The Wrong Fix for Foreclosures
One solution to the recent surge of foreclosures has gained a lot of currency: Rewrite the lousy mortgages that are the source of this mess. It’s a win-win plan: Borrowers would keep their homes, and banks would save money they would have lost in foreclosure. Sheila Bair, chairwoman of the Federal Deposit Insurance Corporation, has estimated that this strategy could prevent 1.5 million foreclosures. Since each foreclosure is estimated to cost the lender an average of $120,000, total savings could be as much as $180 billion. At the end of September, 14 percent of the nation’s borrowers were either delinquent or in foreclosure. But loan modifications just aren’t happening at the rate one would expect. Why not?

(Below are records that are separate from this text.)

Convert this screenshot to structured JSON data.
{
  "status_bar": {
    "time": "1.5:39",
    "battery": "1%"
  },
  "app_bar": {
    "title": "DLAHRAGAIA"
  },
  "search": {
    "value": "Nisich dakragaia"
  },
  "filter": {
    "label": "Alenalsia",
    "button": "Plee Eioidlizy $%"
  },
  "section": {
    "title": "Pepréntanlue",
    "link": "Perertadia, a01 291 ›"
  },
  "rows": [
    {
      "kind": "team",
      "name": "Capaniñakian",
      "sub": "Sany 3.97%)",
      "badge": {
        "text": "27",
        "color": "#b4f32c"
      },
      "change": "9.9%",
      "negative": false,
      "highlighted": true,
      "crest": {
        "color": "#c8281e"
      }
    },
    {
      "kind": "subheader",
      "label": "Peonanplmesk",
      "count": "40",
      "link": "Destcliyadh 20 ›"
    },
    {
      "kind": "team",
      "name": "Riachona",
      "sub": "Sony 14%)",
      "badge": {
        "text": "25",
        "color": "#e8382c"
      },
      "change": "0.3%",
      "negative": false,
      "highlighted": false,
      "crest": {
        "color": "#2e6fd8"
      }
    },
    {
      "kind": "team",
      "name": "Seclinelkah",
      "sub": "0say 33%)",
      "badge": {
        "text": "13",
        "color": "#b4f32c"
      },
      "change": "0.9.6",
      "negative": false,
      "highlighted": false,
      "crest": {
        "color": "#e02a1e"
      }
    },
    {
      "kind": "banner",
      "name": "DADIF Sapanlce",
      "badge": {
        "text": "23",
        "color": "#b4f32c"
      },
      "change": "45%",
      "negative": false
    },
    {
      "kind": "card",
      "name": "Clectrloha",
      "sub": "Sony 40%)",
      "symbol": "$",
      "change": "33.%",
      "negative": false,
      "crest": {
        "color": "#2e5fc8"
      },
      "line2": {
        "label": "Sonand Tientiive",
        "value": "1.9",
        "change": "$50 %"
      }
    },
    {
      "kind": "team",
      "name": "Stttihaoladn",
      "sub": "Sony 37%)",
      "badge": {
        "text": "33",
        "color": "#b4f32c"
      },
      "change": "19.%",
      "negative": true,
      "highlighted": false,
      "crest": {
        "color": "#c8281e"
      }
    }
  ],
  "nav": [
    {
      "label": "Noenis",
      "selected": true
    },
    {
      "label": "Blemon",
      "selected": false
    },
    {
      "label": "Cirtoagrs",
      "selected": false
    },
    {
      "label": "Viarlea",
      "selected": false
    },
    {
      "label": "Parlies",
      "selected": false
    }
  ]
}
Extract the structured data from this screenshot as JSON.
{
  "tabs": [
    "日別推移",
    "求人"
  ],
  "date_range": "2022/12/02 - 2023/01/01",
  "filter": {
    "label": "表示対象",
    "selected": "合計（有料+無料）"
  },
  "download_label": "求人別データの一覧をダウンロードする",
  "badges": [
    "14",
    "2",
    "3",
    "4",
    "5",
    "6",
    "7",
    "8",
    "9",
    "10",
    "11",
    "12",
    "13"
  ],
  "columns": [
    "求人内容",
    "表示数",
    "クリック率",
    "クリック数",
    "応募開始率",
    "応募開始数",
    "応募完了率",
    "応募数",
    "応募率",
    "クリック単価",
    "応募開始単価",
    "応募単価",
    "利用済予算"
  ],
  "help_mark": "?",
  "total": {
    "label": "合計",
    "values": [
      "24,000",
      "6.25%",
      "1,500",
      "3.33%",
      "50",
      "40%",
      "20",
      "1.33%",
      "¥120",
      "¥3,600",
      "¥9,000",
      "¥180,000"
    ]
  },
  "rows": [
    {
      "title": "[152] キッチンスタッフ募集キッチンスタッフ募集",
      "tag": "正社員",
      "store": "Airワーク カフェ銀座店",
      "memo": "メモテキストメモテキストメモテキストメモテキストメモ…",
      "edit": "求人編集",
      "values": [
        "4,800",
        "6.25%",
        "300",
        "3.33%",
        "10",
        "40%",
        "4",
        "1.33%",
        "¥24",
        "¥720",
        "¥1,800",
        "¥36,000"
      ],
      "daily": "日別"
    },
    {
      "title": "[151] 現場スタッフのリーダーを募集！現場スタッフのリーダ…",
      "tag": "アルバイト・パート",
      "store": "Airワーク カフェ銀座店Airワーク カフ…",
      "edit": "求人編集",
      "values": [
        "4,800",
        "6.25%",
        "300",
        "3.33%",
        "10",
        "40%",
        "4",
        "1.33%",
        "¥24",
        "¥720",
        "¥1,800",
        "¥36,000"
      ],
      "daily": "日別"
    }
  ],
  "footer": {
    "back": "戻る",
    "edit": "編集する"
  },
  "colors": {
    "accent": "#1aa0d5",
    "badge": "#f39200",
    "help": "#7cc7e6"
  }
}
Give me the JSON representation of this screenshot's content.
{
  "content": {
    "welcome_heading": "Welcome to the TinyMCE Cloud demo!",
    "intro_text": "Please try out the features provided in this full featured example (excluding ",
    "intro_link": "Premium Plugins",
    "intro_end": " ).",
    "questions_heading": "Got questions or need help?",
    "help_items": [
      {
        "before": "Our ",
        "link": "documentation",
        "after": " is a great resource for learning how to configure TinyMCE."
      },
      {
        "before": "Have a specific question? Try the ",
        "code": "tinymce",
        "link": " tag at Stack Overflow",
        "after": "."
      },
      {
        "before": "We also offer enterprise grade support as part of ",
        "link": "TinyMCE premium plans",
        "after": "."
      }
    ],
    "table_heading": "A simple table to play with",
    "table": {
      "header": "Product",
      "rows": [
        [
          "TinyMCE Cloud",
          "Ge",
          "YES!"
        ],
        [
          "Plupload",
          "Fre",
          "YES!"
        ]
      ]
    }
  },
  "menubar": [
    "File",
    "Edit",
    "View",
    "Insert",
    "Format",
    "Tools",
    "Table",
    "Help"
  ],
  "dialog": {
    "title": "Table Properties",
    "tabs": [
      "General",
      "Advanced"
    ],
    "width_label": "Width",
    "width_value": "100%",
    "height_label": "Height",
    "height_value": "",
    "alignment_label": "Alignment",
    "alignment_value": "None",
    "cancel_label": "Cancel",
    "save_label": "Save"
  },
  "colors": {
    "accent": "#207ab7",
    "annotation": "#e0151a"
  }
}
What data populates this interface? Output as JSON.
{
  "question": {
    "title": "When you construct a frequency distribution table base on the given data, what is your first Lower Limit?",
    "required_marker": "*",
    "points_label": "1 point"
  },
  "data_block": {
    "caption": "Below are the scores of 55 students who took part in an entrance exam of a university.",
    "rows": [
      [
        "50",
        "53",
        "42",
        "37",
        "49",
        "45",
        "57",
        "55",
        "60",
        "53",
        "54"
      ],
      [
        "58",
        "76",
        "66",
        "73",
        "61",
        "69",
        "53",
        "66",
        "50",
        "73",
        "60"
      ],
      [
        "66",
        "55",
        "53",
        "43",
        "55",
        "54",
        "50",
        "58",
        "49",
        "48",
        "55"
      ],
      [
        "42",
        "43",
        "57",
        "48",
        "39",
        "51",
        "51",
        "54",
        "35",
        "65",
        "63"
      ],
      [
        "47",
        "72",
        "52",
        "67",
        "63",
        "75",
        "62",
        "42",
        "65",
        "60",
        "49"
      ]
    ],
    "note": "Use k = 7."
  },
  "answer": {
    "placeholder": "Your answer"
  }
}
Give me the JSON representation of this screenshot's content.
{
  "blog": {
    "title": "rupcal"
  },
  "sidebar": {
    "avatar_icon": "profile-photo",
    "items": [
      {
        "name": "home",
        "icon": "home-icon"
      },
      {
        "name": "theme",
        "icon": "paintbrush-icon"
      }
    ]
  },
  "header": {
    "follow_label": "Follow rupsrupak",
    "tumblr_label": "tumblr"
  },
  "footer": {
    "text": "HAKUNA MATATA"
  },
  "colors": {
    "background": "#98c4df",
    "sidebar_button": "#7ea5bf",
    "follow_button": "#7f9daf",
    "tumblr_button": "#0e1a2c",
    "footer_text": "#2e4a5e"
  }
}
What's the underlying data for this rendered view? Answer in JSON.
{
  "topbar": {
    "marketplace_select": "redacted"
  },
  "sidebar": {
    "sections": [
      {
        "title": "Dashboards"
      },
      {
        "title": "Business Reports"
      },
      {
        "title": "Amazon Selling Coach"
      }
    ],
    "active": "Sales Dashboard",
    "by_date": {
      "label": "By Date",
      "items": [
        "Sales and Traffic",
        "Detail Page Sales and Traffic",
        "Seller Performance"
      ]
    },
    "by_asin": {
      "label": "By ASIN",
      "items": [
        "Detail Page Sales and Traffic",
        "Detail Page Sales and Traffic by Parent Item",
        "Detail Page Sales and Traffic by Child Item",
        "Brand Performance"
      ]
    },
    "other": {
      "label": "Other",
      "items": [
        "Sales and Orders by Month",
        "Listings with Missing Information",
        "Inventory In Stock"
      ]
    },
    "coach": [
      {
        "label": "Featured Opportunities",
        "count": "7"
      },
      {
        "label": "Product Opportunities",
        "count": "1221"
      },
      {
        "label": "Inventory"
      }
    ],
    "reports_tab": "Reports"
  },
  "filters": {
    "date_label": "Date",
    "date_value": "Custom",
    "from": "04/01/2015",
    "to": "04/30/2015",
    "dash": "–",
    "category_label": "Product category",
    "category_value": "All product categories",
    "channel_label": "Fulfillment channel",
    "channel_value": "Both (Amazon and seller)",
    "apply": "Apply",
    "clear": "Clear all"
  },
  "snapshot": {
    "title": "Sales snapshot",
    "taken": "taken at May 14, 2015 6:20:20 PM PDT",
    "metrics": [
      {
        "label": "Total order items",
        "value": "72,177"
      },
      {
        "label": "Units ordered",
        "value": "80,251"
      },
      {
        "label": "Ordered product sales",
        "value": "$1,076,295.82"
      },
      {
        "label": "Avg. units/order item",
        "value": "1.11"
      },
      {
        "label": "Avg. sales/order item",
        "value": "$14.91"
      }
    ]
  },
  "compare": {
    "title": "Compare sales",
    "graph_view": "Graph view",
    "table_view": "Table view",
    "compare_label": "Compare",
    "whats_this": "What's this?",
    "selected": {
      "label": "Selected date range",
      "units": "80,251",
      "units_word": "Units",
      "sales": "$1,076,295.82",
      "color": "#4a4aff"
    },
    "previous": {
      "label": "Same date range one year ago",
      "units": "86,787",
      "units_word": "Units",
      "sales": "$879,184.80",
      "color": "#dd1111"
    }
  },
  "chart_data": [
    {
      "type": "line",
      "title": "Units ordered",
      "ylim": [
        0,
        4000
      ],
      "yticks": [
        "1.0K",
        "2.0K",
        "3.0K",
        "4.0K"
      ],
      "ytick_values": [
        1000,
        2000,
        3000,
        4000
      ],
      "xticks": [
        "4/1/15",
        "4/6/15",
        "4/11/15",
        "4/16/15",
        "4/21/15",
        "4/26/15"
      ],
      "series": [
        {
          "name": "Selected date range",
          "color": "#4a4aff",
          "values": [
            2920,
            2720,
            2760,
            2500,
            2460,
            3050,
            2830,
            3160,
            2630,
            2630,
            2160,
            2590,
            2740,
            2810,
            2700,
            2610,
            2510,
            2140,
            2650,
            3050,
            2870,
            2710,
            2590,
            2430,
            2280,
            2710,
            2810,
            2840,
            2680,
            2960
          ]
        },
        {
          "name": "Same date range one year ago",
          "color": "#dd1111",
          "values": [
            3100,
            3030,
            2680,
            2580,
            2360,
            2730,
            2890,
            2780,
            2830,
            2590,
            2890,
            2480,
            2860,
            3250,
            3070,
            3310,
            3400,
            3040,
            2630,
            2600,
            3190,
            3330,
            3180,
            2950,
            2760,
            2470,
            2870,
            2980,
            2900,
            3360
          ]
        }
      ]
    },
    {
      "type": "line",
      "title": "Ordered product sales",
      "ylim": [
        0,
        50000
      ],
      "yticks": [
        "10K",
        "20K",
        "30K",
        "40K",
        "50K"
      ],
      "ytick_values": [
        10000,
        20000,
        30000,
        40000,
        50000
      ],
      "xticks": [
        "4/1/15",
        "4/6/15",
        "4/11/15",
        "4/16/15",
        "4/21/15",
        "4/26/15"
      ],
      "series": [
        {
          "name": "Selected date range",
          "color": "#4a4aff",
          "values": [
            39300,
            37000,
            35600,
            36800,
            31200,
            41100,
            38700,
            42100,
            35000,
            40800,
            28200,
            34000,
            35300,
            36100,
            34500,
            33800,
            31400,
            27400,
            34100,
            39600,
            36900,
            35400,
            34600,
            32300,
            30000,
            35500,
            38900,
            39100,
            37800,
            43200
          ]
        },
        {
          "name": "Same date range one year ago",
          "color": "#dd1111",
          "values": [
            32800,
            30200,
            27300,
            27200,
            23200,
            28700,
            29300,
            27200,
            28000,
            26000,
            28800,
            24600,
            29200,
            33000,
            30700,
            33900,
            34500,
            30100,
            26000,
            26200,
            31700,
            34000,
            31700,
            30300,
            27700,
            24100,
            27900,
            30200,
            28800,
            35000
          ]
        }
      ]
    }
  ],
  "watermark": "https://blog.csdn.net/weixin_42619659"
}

A new study by Christopher L. Foote and Paul S. Willen of the Federal Reserve Bank of Boston, Kristopher S. Gerardi of the Federal Reserve Bank of Atlanta, and Lorenz Goette of the University of Geneva shows that rewriting the terms of mortgages nearing foreclosure would be bad business for banks. The reason is two-fold: Banks would be overly inclusive and rewrite mortgages that wouldn’t have gone into foreclosure; and of those they would rewrite, many would go into foreclosure anyway.
Foote and his colleagues found that foreclosures are not being driven chiefly by exorbitant interest rates or other qualities of the mortgages themselves. They point instead to what they call the “double-trigger”: the interaction of an “income shock”—a job loss—and falling home prices. “Consider a borrower who has lost his job. No permanent modification can make the house affordable if the borrower has no income.” Moreover, “when the value of the house that collateralizes the loan is falling,” the servicer who delays foreclosure risks an even larger loss in the future.
To test their theory, the authors tweaked data covering more than half of the U.S. mortgage market. What happens if mortgage debt rises as a percentage of people’s incomes? What if more borrowers are unemployed? For each variable they altered, they could see the effect on payment delinquency. What they found is that even a 10 percent increase in the ratio of debt to income that a borrower takes on at the start of a loan increases the risk of a 90-day delinquency by only seven to 11 percent. In contrast, just a one-percentage-point increase in the unemployment rate raises the probability by 10 to 20 percent. Worst of all, a 10-percentage-point fall in house prices raises it by more than half.
Some economists have contended that banks have been slow to modify loans because it’s very complicated to do so with mortgages that have been sold and repackaged in securitized bundles. But Foote and his colleagues found that securitized and non-securitized loans have been modified at about the same rate.
The authors argue that it’s a mistake for Washington to focus on making it easier to modify loans. Rather, it should create a bridge for people who have recently lost their jobs to help them get through the rough patch without losing their homes.